Hashrate determines how much computational power a miner contributes — and electricity cost determines how expensive it is to keep that power running.
Mining profitability depends on the balance: higher hashrate = more rewards, but higher power use = more cost.Efficient miners maximize hashes per watt and pay the lowest price per kWh.
What Is Hashrate?
Hashrate measures how many calculations (hashes) a mining machine performs per second to find valid blocks.

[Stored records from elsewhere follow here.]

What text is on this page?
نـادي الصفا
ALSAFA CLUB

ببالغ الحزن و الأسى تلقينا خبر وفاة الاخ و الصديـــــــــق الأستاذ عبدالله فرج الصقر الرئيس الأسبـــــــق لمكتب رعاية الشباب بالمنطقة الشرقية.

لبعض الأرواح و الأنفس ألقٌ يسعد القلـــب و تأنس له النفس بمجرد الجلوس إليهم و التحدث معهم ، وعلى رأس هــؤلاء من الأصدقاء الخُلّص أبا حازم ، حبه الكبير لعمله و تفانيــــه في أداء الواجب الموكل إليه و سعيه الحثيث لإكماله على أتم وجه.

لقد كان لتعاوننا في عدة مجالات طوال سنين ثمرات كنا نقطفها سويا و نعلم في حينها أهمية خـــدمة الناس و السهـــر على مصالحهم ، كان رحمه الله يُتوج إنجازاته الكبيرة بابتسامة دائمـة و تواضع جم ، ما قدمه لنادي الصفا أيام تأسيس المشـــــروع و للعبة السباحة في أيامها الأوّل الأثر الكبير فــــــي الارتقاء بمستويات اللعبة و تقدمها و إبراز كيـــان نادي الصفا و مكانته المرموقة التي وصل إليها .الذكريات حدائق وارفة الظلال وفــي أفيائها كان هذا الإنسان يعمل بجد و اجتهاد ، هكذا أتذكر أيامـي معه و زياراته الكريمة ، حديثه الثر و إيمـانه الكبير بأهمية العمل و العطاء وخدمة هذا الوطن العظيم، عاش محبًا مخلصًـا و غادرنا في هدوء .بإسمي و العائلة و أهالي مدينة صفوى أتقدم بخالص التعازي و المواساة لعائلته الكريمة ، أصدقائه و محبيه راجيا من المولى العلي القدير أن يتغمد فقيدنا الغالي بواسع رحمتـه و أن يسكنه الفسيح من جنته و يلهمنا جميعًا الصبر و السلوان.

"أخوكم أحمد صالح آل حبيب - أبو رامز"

It’s expressed in terahashes per second (TH/s) or exahashes per second (EH/s).
| Unit | Meaning |
|---|---|
| 1 TH/s | 1 trillion hashes per second |
| 1 EH/s | 1 quintillion hashes per second |
What Is Electricity Cost?
Electricity cost is the ongoing operational expense of mining.
It’s measured in kilowatt-hours (kWh) and varies widely by location and energy source.
| Source | Average Cost (USD/kWh) |
|---|---|
| Hydroelectric | $0.02–$0.04 |
| Wind/Solar | $0.03–$0.06 |
| Coal/Natural Gas | $0.06–$0.10 |
| Residential | $0.15+ |
For miners, even small price differences can make or break profitability.
The Core Relationship
Profitability = (Bitcoin Earned × BTC Price) − (Electricity Cost + Hardware Cost)
So, your hashrate affects how much BTC you earn,
while your electricity cost affects how much you keep.
Example Calculation
Let’s take a popular ASIC miner: Antminer S19 Pro
| Metric | Value |
|---|---|
| Hashrate | 110 TH/s |
| Power Use | 3,250 W |
| Electricity Cost | $0.06 / kWh |
| BTC Price | $65,000 |
| Daily Reward (est.) | 0.00023 BTC/day |
Revenue: 0.00023 × $65,000 = $14.95/day
Electricity: 3.25 kW × 24h × $0.06 = $4.68/day
Profit: $14.95 − $4.68 = $10.27/day
If electricity costs rise to $0.10/kWh, profit drops to just $6.10/day — showing how sensitive ROI is to power prices.
Efficiency: The Key Metric
Efficiency is measured as Joules per Terahash (J/TH) — how much energy is needed for one trillion hashes.
| Miner Model | Hashrate | Efficiency | Power Use |
|---|---|---|---|
| Antminer S21 | 200 TH/s | 17.5 J/TH | 3,500 W |
| Antminer S19 Pro | 110 TH/s | 29.5 J/TH | 3,250 W |
| Whatsminer M30S+ | 100 TH/s | 34 J/TH | 3,400 W |
The lower the J/TH, the more profitable — especially when energy prices rise.
Hashrate vs. Electricity Cost Balance
| Scenario | High Hashrate | Low Hashrate |
|---|---|---|
| Low Power Cost | Best case — maximize profit | Low cost but fewer rewards |
| High Power Cost | Profitable only with efficient rigs | Often unprofitable |
| Volatile BTC Price | Greater exposure to market swings | Lower potential but safer |
The goal: Maximize hashrate efficiency, minimize power cost.
Location Matters
Mining farms thrive where energy is cheap and stable, like:
-
Iceland (geothermal)
-
Texas (wind and solar)
-
Paraguay (hydroelectric)
-
Canada (hydro and cold climate)
Cooler temperatures also lower cooling costs — further improving ROI.
Summary
Bitcoin mining profitability hinges on one equation:
Hashrate earns you BTC — electricity determines if you keep it.
Efficient miners focus on:
✅ Lower energy costs
✅ High-efficiency hardware
✅ Stable BTC price outlook
Balancing hashrate and electricity cost is what separates profitable operations from loss-making ones.